Thursday, November 10, 2011

Keenan&Reuben&Manu&Babla &, &, ?

In Howrah, Manu Ram and Babla Bera were stabbed for trying to protect a 14-year-old schoolgirl. To borrow the words from an oddly-named NGO website, ‘eve teasing is an inseparable part of every girl’s life causing much avoidable mental agony to her. This in turn adversely affects her family and her friends’ (sic).

It not only affects family and friends, it also leads to tragicomic situations where people assume that any girl who is approached by any boy needs to be rescued! Last month, an unfortunately headlined item — ‘Eve-tease dilemma for cops’ — informed us that, in Patna, some people beat up young men. “The girls were celebrating a friend’s birthday when some boys approached them with birthday greetings. It was quite obvious that the boys and the girls knew each other. Some residents saw them talking and thought it to be an incident of eve-teasing and attacked the boys.”

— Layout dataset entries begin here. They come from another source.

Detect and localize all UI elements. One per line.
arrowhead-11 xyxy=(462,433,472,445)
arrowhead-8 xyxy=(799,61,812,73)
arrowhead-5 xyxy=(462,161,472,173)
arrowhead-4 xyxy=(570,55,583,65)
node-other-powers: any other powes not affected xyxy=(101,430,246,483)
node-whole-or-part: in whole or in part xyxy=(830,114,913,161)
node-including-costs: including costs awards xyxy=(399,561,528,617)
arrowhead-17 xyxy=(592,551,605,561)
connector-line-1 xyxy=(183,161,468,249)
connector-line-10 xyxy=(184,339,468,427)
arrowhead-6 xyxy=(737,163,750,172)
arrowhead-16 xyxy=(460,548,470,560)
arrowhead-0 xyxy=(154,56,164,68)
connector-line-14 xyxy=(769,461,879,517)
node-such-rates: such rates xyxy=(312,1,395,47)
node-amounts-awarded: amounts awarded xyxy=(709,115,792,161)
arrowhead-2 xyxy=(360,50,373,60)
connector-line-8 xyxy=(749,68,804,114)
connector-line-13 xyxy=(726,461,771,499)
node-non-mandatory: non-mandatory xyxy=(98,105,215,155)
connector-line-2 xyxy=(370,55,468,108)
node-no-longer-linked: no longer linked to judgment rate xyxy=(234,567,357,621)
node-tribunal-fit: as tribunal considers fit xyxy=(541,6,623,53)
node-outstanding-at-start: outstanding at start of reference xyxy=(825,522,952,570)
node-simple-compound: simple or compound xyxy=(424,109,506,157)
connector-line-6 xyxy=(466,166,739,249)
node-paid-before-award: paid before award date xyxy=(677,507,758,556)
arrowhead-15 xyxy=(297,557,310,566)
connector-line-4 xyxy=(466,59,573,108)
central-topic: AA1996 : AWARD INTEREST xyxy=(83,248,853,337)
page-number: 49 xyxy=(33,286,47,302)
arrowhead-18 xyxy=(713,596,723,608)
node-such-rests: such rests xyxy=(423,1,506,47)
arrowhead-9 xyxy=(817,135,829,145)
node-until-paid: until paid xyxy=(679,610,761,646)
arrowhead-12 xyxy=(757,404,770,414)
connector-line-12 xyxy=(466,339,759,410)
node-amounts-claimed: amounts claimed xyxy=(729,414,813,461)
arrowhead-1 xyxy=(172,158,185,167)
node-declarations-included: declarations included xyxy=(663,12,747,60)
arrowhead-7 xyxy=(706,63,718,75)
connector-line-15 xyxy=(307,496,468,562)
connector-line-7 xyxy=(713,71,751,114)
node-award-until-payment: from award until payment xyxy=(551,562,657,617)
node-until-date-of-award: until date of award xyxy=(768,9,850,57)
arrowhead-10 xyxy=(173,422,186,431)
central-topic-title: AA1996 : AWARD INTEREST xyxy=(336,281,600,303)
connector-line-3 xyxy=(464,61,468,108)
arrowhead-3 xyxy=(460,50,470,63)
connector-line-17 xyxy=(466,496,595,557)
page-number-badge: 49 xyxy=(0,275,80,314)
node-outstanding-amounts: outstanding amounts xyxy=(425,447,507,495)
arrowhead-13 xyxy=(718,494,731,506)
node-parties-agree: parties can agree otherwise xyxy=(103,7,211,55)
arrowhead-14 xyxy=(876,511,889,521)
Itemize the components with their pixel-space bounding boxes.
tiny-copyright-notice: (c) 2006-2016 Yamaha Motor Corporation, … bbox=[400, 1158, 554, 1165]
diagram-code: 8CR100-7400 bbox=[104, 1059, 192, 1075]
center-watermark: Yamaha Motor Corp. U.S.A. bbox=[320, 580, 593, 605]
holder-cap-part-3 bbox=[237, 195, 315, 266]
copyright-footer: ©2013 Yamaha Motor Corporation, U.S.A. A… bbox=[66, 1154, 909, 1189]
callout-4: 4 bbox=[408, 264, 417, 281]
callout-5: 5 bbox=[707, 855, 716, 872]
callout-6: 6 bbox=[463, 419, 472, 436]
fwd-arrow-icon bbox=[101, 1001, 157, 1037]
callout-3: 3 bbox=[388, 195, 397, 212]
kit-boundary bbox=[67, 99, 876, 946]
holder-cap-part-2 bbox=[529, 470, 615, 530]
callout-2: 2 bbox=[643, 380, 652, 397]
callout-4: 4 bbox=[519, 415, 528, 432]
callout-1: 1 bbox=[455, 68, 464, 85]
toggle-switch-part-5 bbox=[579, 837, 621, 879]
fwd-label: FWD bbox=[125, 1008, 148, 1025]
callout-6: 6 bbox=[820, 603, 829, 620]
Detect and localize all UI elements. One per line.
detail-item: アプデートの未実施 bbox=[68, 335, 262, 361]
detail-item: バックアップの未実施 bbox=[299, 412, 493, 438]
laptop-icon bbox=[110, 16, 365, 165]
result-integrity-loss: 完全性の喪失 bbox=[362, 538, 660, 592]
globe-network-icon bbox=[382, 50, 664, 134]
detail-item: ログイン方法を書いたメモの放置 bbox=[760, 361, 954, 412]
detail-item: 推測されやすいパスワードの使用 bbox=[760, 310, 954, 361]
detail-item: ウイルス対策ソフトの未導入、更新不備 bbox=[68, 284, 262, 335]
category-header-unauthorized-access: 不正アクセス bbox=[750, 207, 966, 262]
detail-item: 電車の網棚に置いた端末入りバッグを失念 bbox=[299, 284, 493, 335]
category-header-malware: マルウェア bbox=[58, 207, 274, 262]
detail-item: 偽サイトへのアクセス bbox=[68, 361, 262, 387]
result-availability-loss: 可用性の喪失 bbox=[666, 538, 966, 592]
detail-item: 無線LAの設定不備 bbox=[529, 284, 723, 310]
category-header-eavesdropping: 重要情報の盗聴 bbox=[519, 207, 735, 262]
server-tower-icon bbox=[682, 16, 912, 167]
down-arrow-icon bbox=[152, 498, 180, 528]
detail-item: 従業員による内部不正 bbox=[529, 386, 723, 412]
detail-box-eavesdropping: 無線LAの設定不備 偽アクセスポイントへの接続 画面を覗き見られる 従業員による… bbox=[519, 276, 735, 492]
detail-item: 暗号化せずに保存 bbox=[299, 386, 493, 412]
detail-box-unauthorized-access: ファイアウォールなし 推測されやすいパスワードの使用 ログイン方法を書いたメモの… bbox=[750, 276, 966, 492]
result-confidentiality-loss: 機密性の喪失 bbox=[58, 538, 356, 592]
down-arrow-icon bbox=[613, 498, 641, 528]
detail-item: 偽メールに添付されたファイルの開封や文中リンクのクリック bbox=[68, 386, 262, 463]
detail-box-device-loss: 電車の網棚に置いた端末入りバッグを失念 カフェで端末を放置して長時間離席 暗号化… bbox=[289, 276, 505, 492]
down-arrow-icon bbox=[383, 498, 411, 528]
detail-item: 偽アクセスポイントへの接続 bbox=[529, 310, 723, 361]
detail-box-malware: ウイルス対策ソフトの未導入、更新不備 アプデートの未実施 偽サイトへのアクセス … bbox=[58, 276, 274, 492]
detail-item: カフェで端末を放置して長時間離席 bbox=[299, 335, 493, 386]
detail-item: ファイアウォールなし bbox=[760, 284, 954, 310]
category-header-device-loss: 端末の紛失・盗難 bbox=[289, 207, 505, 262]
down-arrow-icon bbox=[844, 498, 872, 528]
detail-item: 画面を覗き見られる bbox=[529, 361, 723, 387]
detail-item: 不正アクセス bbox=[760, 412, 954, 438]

Justice for Keenan and Reuben is necessary, but the outrage seems deflected so that, as usual, we blame institutions and not ourselves. The police have already arrested at least four people. Assuming the murderers are convicted, will we be satisfied? Will there be no more Keenans and Reubens?

As far as I’m concerned, the question to ask is not how such molestation-related murders could have happened in Mumbai, but why this happens so routinely in India.

It happens because millions of men do not respect women’s bodies. It happens because parents don’t teach their sons that there are proper ways of approaching the object of their (sexual) desires. It happens because boys are not taught to take ‘no’ for an answer. It happens because we have fostered a demonic culture where women have no control over their sexuality: they must either be given away to men in a pre-approved, community-sanctioned fashion, or they might be attacked. In such a culture, a woman is seen as fair game unless her protector-men — husband, boyfriend, brother, father — can physically beat off all assailants.

The full piece is up here


Anonymous said...

"It happens because parents don’t teach their sons that there are proper ways of approaching the object of their (sexual) desires."

Would you expect a mother to teach her son how to sexually approach a woman? Would you do it to your son?

Besides, isn't it condescending to refer to women as "object of their (sexual) desires"?

Annie Zaidi said...

Yes, that I would expect. And if I had a son, I would.
and no, it isn't condescending. It is an idiomatic expression. Object also does not have only one meaning. There's object as in thing, object as in subject-object, and object as in 'I object, milord!' I'd refer to a man as the object of my desire too, if he was one.